The bankers could not find much to suggest that there was money behind Eastern Exchange or Valdosta Ltd., a firm Anderson said was associated with him in the deal. “The joke around here was that Valdosta was the planet these people were from,” Maurer recalled.

When the facts were assembled, Anderson turned out to be a young man with a great interest in high finance and assets of less than $10,000. “He seemed to just want to make the stock take off, and it did,” said one observer who was knowledgeable about the investigation.

‘Offer’ Talk Cut Off

The SEC did not prosecute Anderson, but it got him to sign an agreement barring him from further public discussion of the offer.

The Manufacturers National case could hardly be more different from a classic stock manipulation.

Such cases usually involve shadowy operators who try to lure investors into buying the stock of a small company by creating an appearance of heavy demand for it. Often, the manipulator will buy the rights to a defunct company, give it a high-tech name for added investor appeal, and begin phony buying and selling through accounts across the country to give an impression of widespread demand.

Such phony trading is often timed for the beginning or end of a day, to generate trading activity that investors are most likely to notice. Once enough outsiders have bought the stock to lift its value by several dollars a share, the manipulators often sell their holdings–leaving the stock to collapse.

One of the most sophisticated manipulations came to light with the prosecution of Edward Gilbert, a New Yorker convicted in 1980 of tampering with the stock of a legitimate company, Conrac Corp. Using phony sales between some 90 accounts in this country and overseas, Gilbert stoked trading volume to 40,000 shares a day from a previous 10,000 shares daily, securities lawyer Romatowski said.

Trading Looked Real

Part of Gilbert’s secret was his knack for coordinating the phony trading so it would appear legitimate to investors who followed the stock market tape, Romatowski said.

But while Gilbert’s scheme gestated over months, the counterfeit report that jolted General Cinema’s stock was effective in minutes.

That report said a London investor named Kile Johnasen had purchased 6.1% of the stock of General Cinema, a theater, bottling and retailing company based in Chestnut Hill, Mass. The document, known as a Schedule 13D, was mailed to the SEC’s document room in a plain envelope with a New Jersey postmark.

Such disclosures often come before a takeover offer. As word of the filing reached investors, General Cinema jumped to $23.25 a share from $20.875. After General Cinema officials challenged the authenticity of the filing, the stock fell back abruptly and closed at $21.75.

An investigation found there was no Kile Johnasen and that the London address given was also non-existent.

Notice Raised Suspicion

General Cinema officials were immediately suspicious, in part because, several months earlier, they had received a letter from a Texas insurance company notifying them that the insurer had acquired a large block of General Cinema stock. When they checked, they discovered that the letter was a phony one written on the insurance company’s stationery.

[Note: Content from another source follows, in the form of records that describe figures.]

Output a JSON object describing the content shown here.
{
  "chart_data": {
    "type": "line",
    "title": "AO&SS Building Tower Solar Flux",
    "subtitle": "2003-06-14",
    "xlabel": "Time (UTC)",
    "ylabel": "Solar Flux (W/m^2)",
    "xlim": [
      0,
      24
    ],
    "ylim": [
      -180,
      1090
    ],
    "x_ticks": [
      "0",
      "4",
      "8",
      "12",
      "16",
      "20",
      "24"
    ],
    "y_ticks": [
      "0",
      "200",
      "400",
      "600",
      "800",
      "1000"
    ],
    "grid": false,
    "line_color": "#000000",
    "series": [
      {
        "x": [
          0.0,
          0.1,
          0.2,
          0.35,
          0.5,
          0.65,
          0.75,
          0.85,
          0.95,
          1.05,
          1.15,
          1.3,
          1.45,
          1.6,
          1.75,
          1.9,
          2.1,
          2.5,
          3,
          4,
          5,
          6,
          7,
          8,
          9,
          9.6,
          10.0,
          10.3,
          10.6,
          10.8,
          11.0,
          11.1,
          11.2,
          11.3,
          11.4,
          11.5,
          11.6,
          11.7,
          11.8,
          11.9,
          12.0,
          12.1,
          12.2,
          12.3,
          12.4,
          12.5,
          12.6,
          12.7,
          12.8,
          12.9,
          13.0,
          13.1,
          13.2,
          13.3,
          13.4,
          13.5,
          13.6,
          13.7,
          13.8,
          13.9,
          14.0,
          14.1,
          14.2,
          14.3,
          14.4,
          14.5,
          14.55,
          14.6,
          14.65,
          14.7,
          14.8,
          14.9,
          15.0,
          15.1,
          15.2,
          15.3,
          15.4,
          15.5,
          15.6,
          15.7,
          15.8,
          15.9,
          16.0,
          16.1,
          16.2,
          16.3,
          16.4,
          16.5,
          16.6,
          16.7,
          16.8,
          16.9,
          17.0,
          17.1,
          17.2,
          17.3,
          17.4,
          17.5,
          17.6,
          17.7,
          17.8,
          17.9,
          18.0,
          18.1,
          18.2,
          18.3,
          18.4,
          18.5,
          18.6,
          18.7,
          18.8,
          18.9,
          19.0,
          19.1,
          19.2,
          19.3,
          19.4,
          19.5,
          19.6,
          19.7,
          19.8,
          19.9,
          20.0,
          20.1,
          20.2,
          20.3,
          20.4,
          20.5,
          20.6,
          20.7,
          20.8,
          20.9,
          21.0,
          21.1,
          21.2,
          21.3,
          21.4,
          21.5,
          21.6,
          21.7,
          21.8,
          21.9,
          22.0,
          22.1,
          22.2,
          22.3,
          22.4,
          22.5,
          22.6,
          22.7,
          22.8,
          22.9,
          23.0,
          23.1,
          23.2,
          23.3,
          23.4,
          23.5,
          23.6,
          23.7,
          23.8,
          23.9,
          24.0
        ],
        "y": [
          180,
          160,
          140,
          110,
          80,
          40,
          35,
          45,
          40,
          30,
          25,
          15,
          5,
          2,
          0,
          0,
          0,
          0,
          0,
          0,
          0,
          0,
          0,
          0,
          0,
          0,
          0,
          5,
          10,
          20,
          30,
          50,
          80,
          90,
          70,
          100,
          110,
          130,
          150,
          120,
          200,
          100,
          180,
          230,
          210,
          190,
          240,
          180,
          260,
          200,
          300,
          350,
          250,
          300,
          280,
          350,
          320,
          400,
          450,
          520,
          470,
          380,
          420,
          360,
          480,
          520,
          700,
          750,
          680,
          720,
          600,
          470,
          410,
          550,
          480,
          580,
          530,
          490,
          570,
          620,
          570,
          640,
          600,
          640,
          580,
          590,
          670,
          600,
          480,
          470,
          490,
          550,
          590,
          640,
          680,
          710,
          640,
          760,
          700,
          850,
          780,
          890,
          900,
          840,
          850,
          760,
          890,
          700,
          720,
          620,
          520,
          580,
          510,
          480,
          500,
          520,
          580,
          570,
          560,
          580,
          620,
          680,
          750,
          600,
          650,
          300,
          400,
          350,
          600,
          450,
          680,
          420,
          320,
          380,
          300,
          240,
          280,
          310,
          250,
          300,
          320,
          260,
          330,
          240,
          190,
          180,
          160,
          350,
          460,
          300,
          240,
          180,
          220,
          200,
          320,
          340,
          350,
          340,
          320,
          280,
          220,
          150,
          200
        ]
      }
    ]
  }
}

While questions about that filing quickly brought the stock price back to earth, the episode again demonstrates the heedless haste of investors.

If investors had done a bit more checking, they might not have bought the stock at all, since a takeover of General Cinema could not be consummated without gaining control of its Class B shares, nearly all of which are held by the family of the chairman, Richard Smith.

The SEC would not comment on the progress of the General Cinema case, but one person familiar with the investigation said that, six weeks after the hoax, authorities are not close to bringing charges.